What's the solution?
The researchers developed Éclair, which uses advanced AI to analyze both the visual layout and the logical reading order of a document. It can identify different parts of a document, like footnotes or captions, and extract text in a way that keeps its structure intact. They also created a new benchmark to test how well Éclair works compared to other tools, and it achieved state-of-the-art results.
Why it matters?
This matters because Éclair can make it easier to digitize and analyze complex documents accurately. This could improve tasks like searching through large collections of documents, answering questions about their content, or preparing data for training other AI models. It opens up possibilities for better handling of diverse document types in fields like research, business, and education.
Abstract
Optical Character Recognition (OCR) technology is widely used to extract text from images of documents, facilitating efficient digitization and data retrieval.
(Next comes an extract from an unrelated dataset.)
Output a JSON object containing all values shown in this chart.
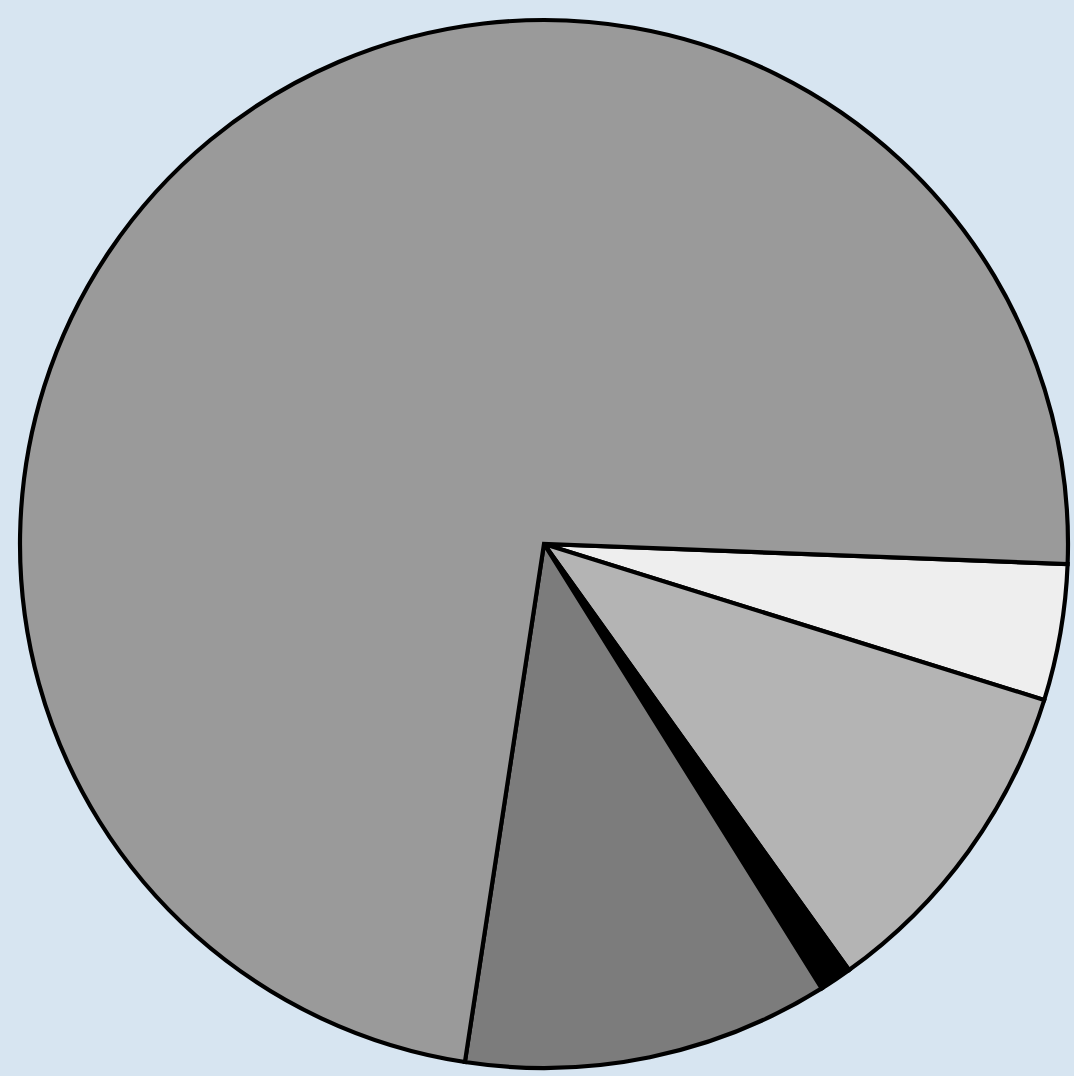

However, merely extracting text is insufficient when dealing with complex documents. Fully comprehending such documents requires an understanding of their structure -- including formatting, formulas, tables, and the reading order of multiple blocks and columns across multiple pages -- as well as semantic information for detecting elements like footnotes and image captions. This comprehensive understanding is crucial for downstream tasks such as retrieval, document question answering, and data curation for training Large Language Models (LLMs) and Vision Language Models (VLMs). To address this, we introduce \'Eclair, a general-purpose text-extraction tool specifically designed to process a wide range of document types. Given an image, \'Eclair is able to extract formatted text in reading order, along with bounding boxes and their corresponding semantic classes. To thoroughly evaluate these novel capabilities, we introduce our diverse human-annotated benchmark for document-level OCR and semantic classification. \'Eclair achieves state-of-the-art accuracy on this benchmark, outperforming other methods across key metrics. Additionally, we evaluate \'Eclair on established benchmarks, demonstrating its versatility and strength across several evaluation standards.